As another means for equilibration, screws 1, 2
It is changed to a passive outer part on the side to be pulled. The passive zone 3 (FIG. 1) extends over the entire portion of both screws, and neither the formation of the working cell on the side to be pulled first nor the maintenance of stability is required. This outer equilibrium can be used instead of or in combination with one or more end-side balance depressions.

In a secondary modification, the outer balance weight 6 (FIG. 1) is used in the area of the pilot gear system.
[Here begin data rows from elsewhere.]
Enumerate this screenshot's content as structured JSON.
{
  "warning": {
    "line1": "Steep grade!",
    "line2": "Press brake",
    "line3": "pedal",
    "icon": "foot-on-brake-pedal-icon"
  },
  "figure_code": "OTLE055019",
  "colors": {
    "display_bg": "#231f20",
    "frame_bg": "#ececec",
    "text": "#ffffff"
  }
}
──────────────────────────────────────────────────続 き Continued on the front page (58) Field surveyed (Int.Cl. ⁷ , DB name) F04C 2/08-2/28 F04C 18/16

Claims (8)

(57) [Claims] 1. A twin-screw system for a screw pump, comprising a single flight structure, having a contact angle of at least 720 °, having a contact angle of at least 720 °, moving in opposite directions and having a shaft disposed in parallel. A twin screw system characterized in that the length is not an integral multiple of the pitch. 2. The twin screw system according to claim 1, wherein the screw length is greater than 1.5 times the pitch by an integral multiple of the pitch. 3. The twin screw system according to claim 1, wherein the screw profile is changed in an introduction area for balancing. 4. The twin screw system according to claim 3, wherein the screw profile is changed in the passive outer part. 5. The twin screw system according to claim 1, wherein at least one end of the screw has an inner balance recess. 6. The twin screw system according to claim 5, wherein both ends of the screw have balance depressions. 7. The method according to claim 5, wherein the winding angle of the balance recess is variable for optimum application.
The twin screw system according to item 1. 8. The twin screw system according to claim 3, wherein an outer balance weight is arranged in the area of the pilot gear system.